Exhaustive search is a search that returns the complete set of every result matching an expression. Sourcegraph's search is optimized for fast interactive searching, and as such, there are time and match limits which can stop a search before it is exhaustive. To remove the limits, add count:all to your search query.

Exhaustive search is often needed when you want to solve security, compliance, code health, and other automated use cases based on the output of a search.

Slow queries

A query can be slow due to not using the index (commit/diff, non-indexed branches); poorly using the index (complicated regular expression); or having a very large result set. This is a common concern with the exhaustive use cases, and we expect Sourcegraph to still return accurate results.

For a count:all query you will always get accurate statistics (eg number of matches) once the query is complete. If a repository is not searched (eg not cloned) it will be reported directly.

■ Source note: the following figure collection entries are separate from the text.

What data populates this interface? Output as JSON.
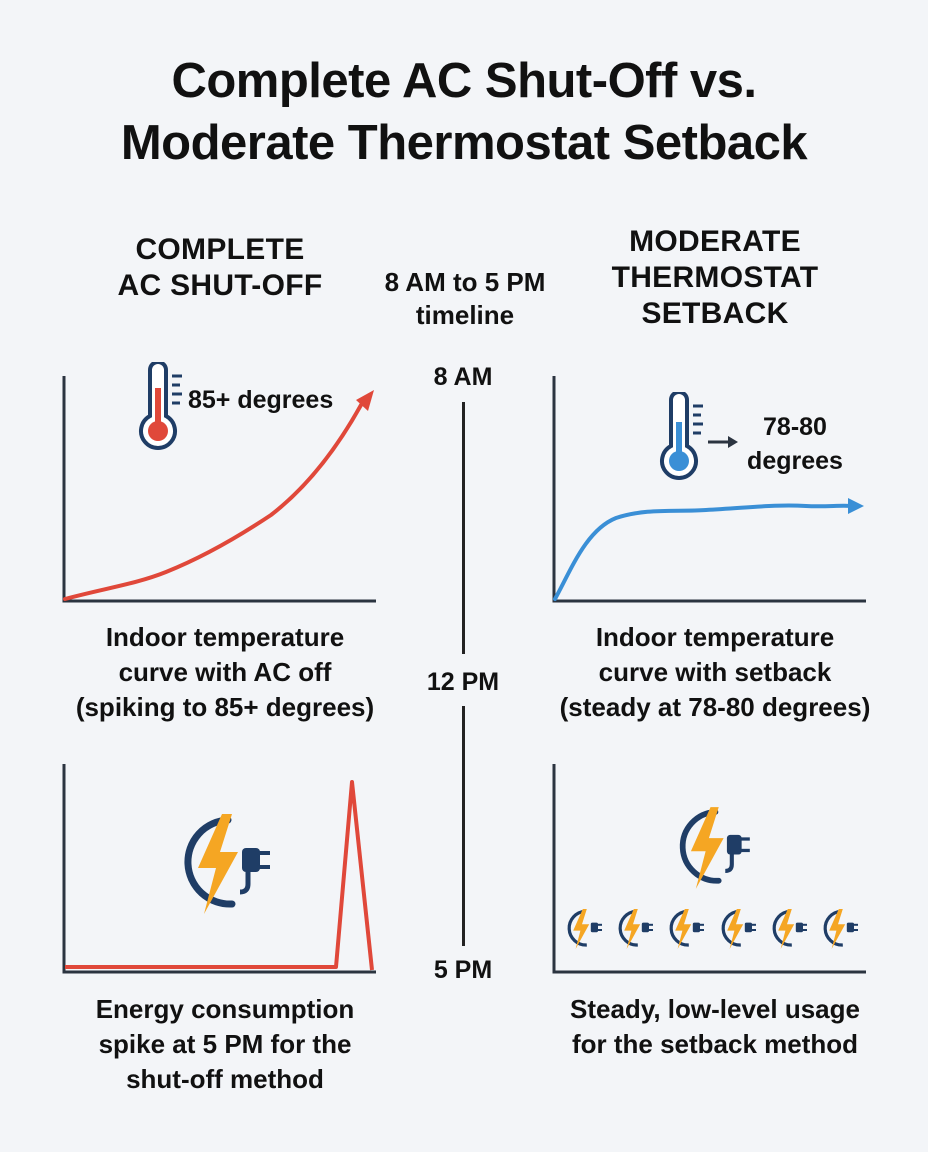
{
  "title": {
    "line1": "Complete AC Shut-Off vs.",
    "line2": "Moderate Thermostat Setback"
  },
  "left_column": {
    "heading_lines": [
      "COMPLETE",
      "AC SHUT-OFF"
    ],
    "temp_callout": "85+ degrees",
    "temp_caption_lines": [
      "Indoor temperature",
      "curve with AC off",
      "(spiking to 85+ degrees)"
    ],
    "energy_caption_lines": [
      "Energy consumption",
      "spike at 5 PM for the",
      "shut-off method"
    ]
  },
  "timeline": {
    "heading_lines": [
      "8 AM to 5 PM",
      "timeline"
    ],
    "ticks": [
      "8 AM",
      "12 PM",
      "5 PM"
    ]
  },
  "right_column": {
    "heading_lines": [
      "MODERATE",
      "THERMOSTAT",
      "SETBACK"
    ],
    "temp_callout_lines": [
      "78-80",
      "degrees"
    ],
    "temp_caption_lines": [
      "Indoor temperature",
      "curve with setback",
      "(steady at 78-80 degrees)"
    ],
    "energy_caption_lines": [
      "Steady, low-level usage",
      "for the setback method"
    ]
  },
  "icons": {
    "hot_thermometer": "thermometer-hot-icon",
    "cool_thermometer": "thermometer-cool-icon",
    "energy": "lightning-plug-icon"
  },
  "colors": {
    "shutoff_red": "#e0483a",
    "setback_blue": "#3a8fd6",
    "navy": "#1f3d66",
    "bolt_orange": "#f5a623",
    "axis": "#2b3440"
  }
}
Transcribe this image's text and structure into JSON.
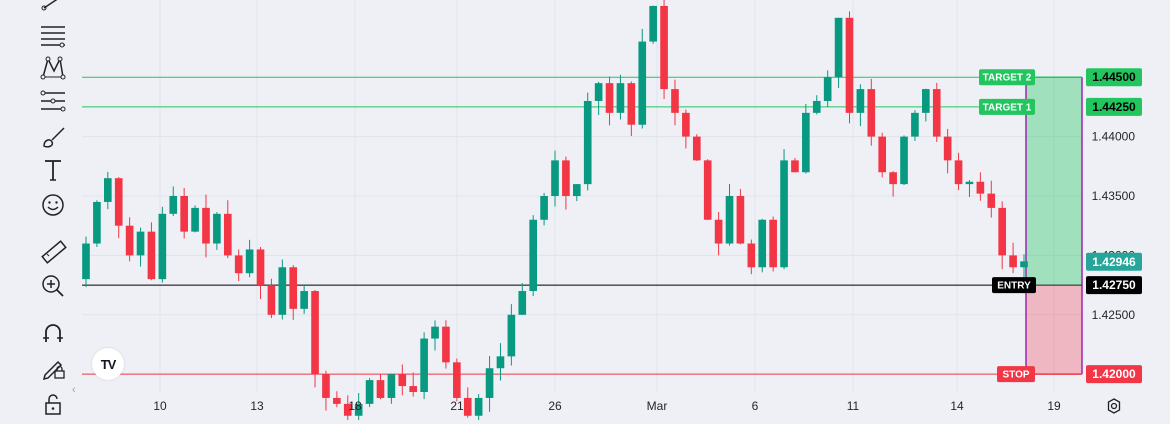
{
  "toolbar": {
    "tools": [
      {
        "name": "trend-line-icon"
      },
      {
        "name": "fib-retracement-icon"
      },
      {
        "name": "pattern-icon"
      },
      {
        "name": "prediction-icon"
      },
      {
        "name": "brush-icon"
      },
      {
        "name": "text-icon"
      },
      {
        "name": "emoji-icon"
      },
      {
        "name": "ruler-icon"
      },
      {
        "name": "zoom-in-icon"
      },
      {
        "name": "magnet-icon"
      },
      {
        "name": "lock-drawing-icon"
      },
      {
        "name": "unlock-icon"
      }
    ]
  },
  "logo": "TV",
  "settings_icon": "gear-icon",
  "chart_data": {
    "type": "candlestick",
    "x_ticks": [
      "10",
      "13",
      "18",
      "21",
      "26",
      "Mar",
      "6",
      "11",
      "14",
      "19"
    ],
    "y_ticks": [
      "1.42500",
      "1.43000",
      "1.43500",
      "1.44000"
    ],
    "ylim": [
      1.4185,
      1.4515
    ],
    "colors": {
      "up": "#089981",
      "down": "#f23645",
      "grid": "#e0e3eb"
    },
    "levels": [
      {
        "label": "TARGET 2",
        "value": 1.445,
        "price_label": "1.44500",
        "color": "#22c55e"
      },
      {
        "label": "TARGET 1",
        "value": 1.4425,
        "price_label": "1.44250",
        "color": "#22c55e"
      },
      {
        "label": "ENTRY",
        "value": 1.4275,
        "price_label": "1.42750",
        "color": "#000000"
      },
      {
        "label": "STOP",
        "value": 1.42,
        "price_label": "1.42000",
        "color": "#f23645"
      }
    ],
    "current_price": {
      "value": 1.42946,
      "label": "1.42946",
      "color": "#26a69a"
    },
    "candle_seed": [
      [
        1.428,
        1.431
      ],
      [
        1.431,
        1.4345
      ],
      [
        1.4345,
        1.4365
      ],
      [
        1.4365,
        1.4325
      ],
      [
        1.4325,
        1.43
      ],
      [
        1.43,
        1.432
      ],
      [
        1.432,
        1.428
      ],
      [
        1.428,
        1.4335
      ],
      [
        1.4335,
        1.435
      ],
      [
        1.435,
        1.432
      ],
      [
        1.432,
        1.434
      ],
      [
        1.434,
        1.431
      ],
      [
        1.431,
        1.4335
      ],
      [
        1.4335,
        1.43
      ],
      [
        1.43,
        1.4285
      ],
      [
        1.4285,
        1.4305
      ],
      [
        1.4305,
        1.4275
      ],
      [
        1.4275,
        1.425
      ],
      [
        1.425,
        1.429
      ],
      [
        1.429,
        1.4255
      ],
      [
        1.4255,
        1.427
      ],
      [
        1.427,
        1.42
      ],
      [
        1.42,
        1.418
      ],
      [
        1.418,
        1.4175
      ],
      [
        1.4175,
        1.4165
      ],
      [
        1.4165,
        1.4175
      ],
      [
        1.4175,
        1.4195
      ],
      [
        1.4195,
        1.418
      ],
      [
        1.418,
        1.42
      ],
      [
        1.42,
        1.419
      ],
      [
        1.419,
        1.4185
      ],
      [
        1.4185,
        1.423
      ],
      [
        1.423,
        1.424
      ],
      [
        1.424,
        1.421
      ],
      [
        1.421,
        1.418
      ],
      [
        1.418,
        1.4165
      ],
      [
        1.4165,
        1.418
      ],
      [
        1.418,
        1.4205
      ],
      [
        1.4205,
        1.4215
      ],
      [
        1.4215,
        1.425
      ],
      [
        1.425,
        1.427
      ],
      [
        1.427,
        1.433
      ],
      [
        1.433,
        1.435
      ],
      [
        1.435,
        1.438
      ],
      [
        1.438,
        1.435
      ],
      [
        1.435,
        1.436
      ],
      [
        1.436,
        1.443
      ],
      [
        1.443,
        1.4445
      ],
      [
        1.4445,
        1.442
      ],
      [
        1.442,
        1.4445
      ],
      [
        1.4445,
        1.441
      ],
      [
        1.441,
        1.448
      ],
      [
        1.448,
        1.451
      ],
      [
        1.451,
        1.444
      ],
      [
        1.444,
        1.442
      ],
      [
        1.442,
        1.44
      ],
      [
        1.44,
        1.438
      ],
      [
        1.438,
        1.433
      ],
      [
        1.433,
        1.431
      ],
      [
        1.431,
        1.435
      ],
      [
        1.435,
        1.431
      ],
      [
        1.431,
        1.429
      ],
      [
        1.429,
        1.433
      ],
      [
        1.433,
        1.429
      ],
      [
        1.429,
        1.438
      ],
      [
        1.438,
        1.437
      ],
      [
        1.437,
        1.442
      ],
      [
        1.442,
        1.443
      ],
      [
        1.443,
        1.445
      ],
      [
        1.445,
        1.45
      ],
      [
        1.45,
        1.442
      ],
      [
        1.442,
        1.444
      ],
      [
        1.444,
        1.44
      ],
      [
        1.44,
        1.437
      ],
      [
        1.437,
        1.436
      ],
      [
        1.436,
        1.44
      ],
      [
        1.44,
        1.442
      ],
      [
        1.442,
        1.444
      ],
      [
        1.444,
        1.44
      ],
      [
        1.44,
        1.438
      ],
      [
        1.438,
        1.436
      ],
      [
        1.436,
        1.4362
      ],
      [
        1.4362,
        1.4352
      ],
      [
        1.4352,
        1.434
      ],
      [
        1.434,
        1.43
      ],
      [
        1.43,
        1.429
      ],
      [
        1.429,
        1.4295
      ]
    ]
  }
}
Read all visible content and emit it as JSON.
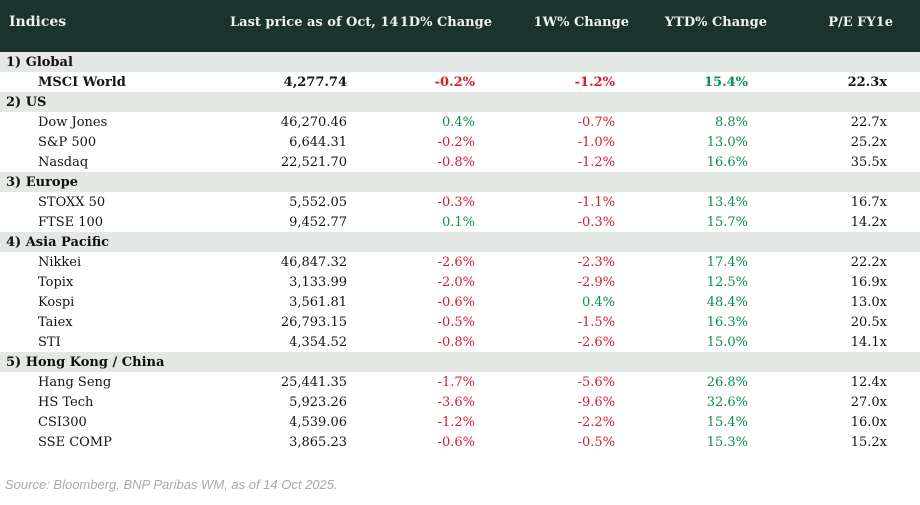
{
  "chart_data": {
    "type": "table",
    "title": "Indices",
    "columns": [
      "Indices",
      "Last price as of Oct, 14",
      "1D% Change",
      "1W% Change",
      "YTD% Change",
      "P/E FY1e"
    ],
    "sections": [
      {
        "label": "1) Global",
        "rows": [
          {
            "name": "MSCI World",
            "last_price": "4,277.74",
            "chg_1d": "-0.2%",
            "chg_1w": "-1.2%",
            "chg_ytd": "15.4%",
            "pe": "22.3x",
            "bold": true
          }
        ]
      },
      {
        "label": "2) US",
        "rows": [
          {
            "name": "Dow Jones",
            "last_price": "46,270.46",
            "chg_1d": "0.4%",
            "chg_1w": "-0.7%",
            "chg_ytd": "8.8%",
            "pe": "22.7x",
            "bold": false
          },
          {
            "name": "S&P 500",
            "last_price": "6,644.31",
            "chg_1d": "-0.2%",
            "chg_1w": "-1.0%",
            "chg_ytd": "13.0%",
            "pe": "25.2x",
            "bold": false
          },
          {
            "name": "Nasdaq",
            "last_price": "22,521.70",
            "chg_1d": "-0.8%",
            "chg_1w": "-1.2%",
            "chg_ytd": "16.6%",
            "pe": "35.5x",
            "bold": false
          }
        ]
      },
      {
        "label": "3) Europe",
        "rows": [
          {
            "name": "STOXX 50",
            "last_price": "5,552.05",
            "chg_1d": "-0.3%",
            "chg_1w": "-1.1%",
            "chg_ytd": "13.4%",
            "pe": "16.7x",
            "bold": false
          },
          {
            "name": "FTSE 100",
            "last_price": "9,452.77",
            "chg_1d": "0.1%",
            "chg_1w": "-0.3%",
            "chg_ytd": "15.7%",
            "pe": "14.2x",
            "bold": false
          }
        ]
      },
      {
        "label": "4) Asia Pacific",
        "rows": [
          {
            "name": "Nikkei",
            "last_price": "46,847.32",
            "chg_1d": "-2.6%",
            "chg_1w": "-2.3%",
            "chg_ytd": "17.4%",
            "pe": "22.2x",
            "bold": false
          },
          {
            "name": "Topix",
            "last_price": "3,133.99",
            "chg_1d": "-2.0%",
            "chg_1w": "-2.9%",
            "chg_ytd": "12.5%",
            "pe": "16.9x",
            "bold": false
          },
          {
            "name": "Kospi",
            "last_price": "3,561.81",
            "chg_1d": "-0.6%",
            "chg_1w": "0.4%",
            "chg_ytd": "48.4%",
            "pe": "13.0x",
            "bold": false
          },
          {
            "name": "Taiex",
            "last_price": "26,793.15",
            "chg_1d": "-0.5%",
            "chg_1w": "-1.5%",
            "chg_ytd": "16.3%",
            "pe": "20.5x",
            "bold": false
          },
          {
            "name": "STI",
            "last_price": "4,354.52",
            "chg_1d": "-0.8%",
            "chg_1w": "-2.6%",
            "chg_ytd": "15.0%",
            "pe": "14.1x",
            "bold": false
          }
        ]
      },
      {
        "label": "5) Hong Kong / China",
        "rows": [
          {
            "name": "Hang Seng",
            "last_price": "25,441.35",
            "chg_1d": "-1.7%",
            "chg_1w": "-5.6%",
            "chg_ytd": "26.8%",
            "pe": "12.4x",
            "bold": false
          },
          {
            "name": "HS Tech",
            "last_price": "5,923.26",
            "chg_1d": "-3.6%",
            "chg_1w": "-9.6%",
            "chg_ytd": "32.6%",
            "pe": "27.0x",
            "bold": false
          },
          {
            "name": "CSI300",
            "last_price": "4,539.06",
            "chg_1d": "-1.2%",
            "chg_1w": "-2.2%",
            "chg_ytd": "15.4%",
            "pe": "16.0x",
            "bold": false
          },
          {
            "name": "SSE COMP",
            "last_price": "3,865.23",
            "chg_1d": "-0.6%",
            "chg_1w": "-0.5%",
            "chg_ytd": "15.3%",
            "pe": "15.2x",
            "bold": false
          }
        ]
      }
    ],
    "value_color_rule": "negative values red, non-negative values green; last price and P/E black"
  },
  "footer": {
    "source": "Source: Bloomberg, BNP Paribas WM, as of 14 Oct 2025."
  },
  "colors": {
    "header_bg": "#1a332c",
    "section_bg": "#e3e8e4",
    "negative": "#d0202d",
    "positive": "#0c9146",
    "page_bg": "#ffffff"
  }
}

Over time the priority of a query is reduced. This is to ensure that we have the capacity to answer interactive queries quickly, while still allowing slow queries to run to completion.

Timeouts

There are two sources of timeouts in a count:all query:

A timeout in the HTTP load balancer in front of Sourcegraph (nginx/ELB/Cloudflare/etc). Your admin will likely need to increase timeouts for Sourcegraph endpoints. In particular the .api/search/stream path. This uses SSE, so your reverse proxy may have specific support for these requests.
A maximum timeout enforced by Sourcegraph. Your admin may need to increase the site configuration value (default 60s) with the following setting:

"search.limits": {
    "maxTimeoutSeconds": 60,
  },

Large result sets

The Sourcegraph webapp will only display up to 500 results (however will continue to display accurate statistics). If you need to process more than 500 results, please use the Sourcegraph CLI. For now, you will need to pass in the -stream flag to efficiently get large result sets.

Limitations

Missing on Sourcegraph.com

This is a specific limitation for Sourcegraph.com and does not apply to customer instances. Sourcegraph.com does not keep a copy of all open source code it has ever discovered. However, it remembers that it discovered it. This leads to the repository showing up as "missing" when your repository filter includes it.

Non-indexed backends

A search is unindexed if you are searching non-indexed branches or using diff/commit search. Using a non-indexed backend and searching all code in a large instance can take 10min+. This is likely much higher than any configured timeouts. See the Timeouts section on how to configure this use case.

Currently, our non-indexed backends do not use the same scheduling logic as indexed backends. This means concurrent slow non-indexed searches will impact resources of interactive searches.

An unindexed search can under-report result counts. This is due to limits on the number of results reported per file. See #18298.